Tout en remettant le lieu en état, Parcs Canada éduque la population et la sensibilise à ces rares écosystèmes. En 2004, l'Agence a érigé à Fort Rodd Hill un grand panneau d'interprétation en couleurs qui renseigne les visiteurs sur les écosystèmes à chênes de Garry.

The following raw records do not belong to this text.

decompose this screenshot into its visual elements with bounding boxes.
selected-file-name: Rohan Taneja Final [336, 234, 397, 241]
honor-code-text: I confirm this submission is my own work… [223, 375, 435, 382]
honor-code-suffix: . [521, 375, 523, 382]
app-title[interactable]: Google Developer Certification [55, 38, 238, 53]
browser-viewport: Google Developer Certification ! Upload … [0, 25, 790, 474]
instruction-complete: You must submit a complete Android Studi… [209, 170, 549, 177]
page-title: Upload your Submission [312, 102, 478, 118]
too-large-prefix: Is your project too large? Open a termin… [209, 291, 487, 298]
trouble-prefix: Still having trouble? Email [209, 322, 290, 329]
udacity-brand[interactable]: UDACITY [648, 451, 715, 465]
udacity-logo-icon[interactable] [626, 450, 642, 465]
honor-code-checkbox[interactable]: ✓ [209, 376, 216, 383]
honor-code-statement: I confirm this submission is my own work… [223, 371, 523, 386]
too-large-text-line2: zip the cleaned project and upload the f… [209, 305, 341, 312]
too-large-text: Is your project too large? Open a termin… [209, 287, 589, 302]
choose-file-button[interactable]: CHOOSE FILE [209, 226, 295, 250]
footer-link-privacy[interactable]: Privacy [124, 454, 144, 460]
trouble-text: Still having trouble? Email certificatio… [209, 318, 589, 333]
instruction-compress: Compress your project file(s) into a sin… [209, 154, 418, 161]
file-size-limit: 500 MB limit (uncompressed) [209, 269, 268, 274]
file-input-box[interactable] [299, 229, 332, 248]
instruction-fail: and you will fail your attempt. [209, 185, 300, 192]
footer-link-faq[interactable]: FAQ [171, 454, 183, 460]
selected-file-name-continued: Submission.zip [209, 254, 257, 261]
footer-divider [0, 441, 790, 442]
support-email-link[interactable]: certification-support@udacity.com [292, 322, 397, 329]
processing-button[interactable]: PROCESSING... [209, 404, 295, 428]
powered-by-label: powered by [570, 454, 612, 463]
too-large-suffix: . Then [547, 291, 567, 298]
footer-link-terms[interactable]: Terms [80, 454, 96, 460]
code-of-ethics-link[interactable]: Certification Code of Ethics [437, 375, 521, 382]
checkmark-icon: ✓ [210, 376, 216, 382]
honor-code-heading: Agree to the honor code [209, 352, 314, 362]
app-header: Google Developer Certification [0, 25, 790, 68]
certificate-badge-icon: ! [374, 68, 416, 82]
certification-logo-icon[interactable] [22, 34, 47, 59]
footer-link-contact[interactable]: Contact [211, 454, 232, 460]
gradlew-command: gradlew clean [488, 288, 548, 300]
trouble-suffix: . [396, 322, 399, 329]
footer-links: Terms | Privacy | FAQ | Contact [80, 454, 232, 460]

Il s'agit du premier panneau du genre installé dans un endroit essentiellement consacré à l'histoire militaire. On doit éviter que ces écosystèmes soient relégués à l'histoire : avec l'aide de Parcs Canada et de bénévoles dévoués à la cause, ils peuvent continuer à faire partie de notre présent et de notre passé.

Résultats


Bénévoles arrachant des espèces envahissantes
Bénévoles arrachant des espèces envahissantes
© Parcs Canada / C. Webb / 2004
  • Les employés du lieu historique et les botanistes de Garry Oak Ecosystems Recovery Team ont dressé un inventaire des espèces végétales de Fort Rodd Hill en 2002; ils en ont répertorié 336. Sept de ces espèces étaient rares et deux, en péril à l'échelle nationale.
     
  • La balsamorhize deltoïde avait été vue pour la dernière fois dans les années 1960, mais on l'a redécouverte à Fort Rodd Hill en 2002. On a recueilli des graines que l'on fait pousser en serre en vue de les transplanter ultérieurement, ce qui aidera cette espèce en voie de disparition à survivre.
     
  • À Fort Rodd Hill, les employés et les bénévoles poursuivent leur travail visant à supprimer les espèces invasives. En 2003, plus de 80 bénévoles ont fourni 543 heures de travail. À l'été 2004, environ 12,5 tonnes de plantes appartenant à des espèces invasives avaient été enlevées du lieu.
     
  • La réserve de parc national du Canada des Îles-Gulf a été créée en 2003, ce qui a aidé davantage à protéger les écosystèmes à chênes de Garry.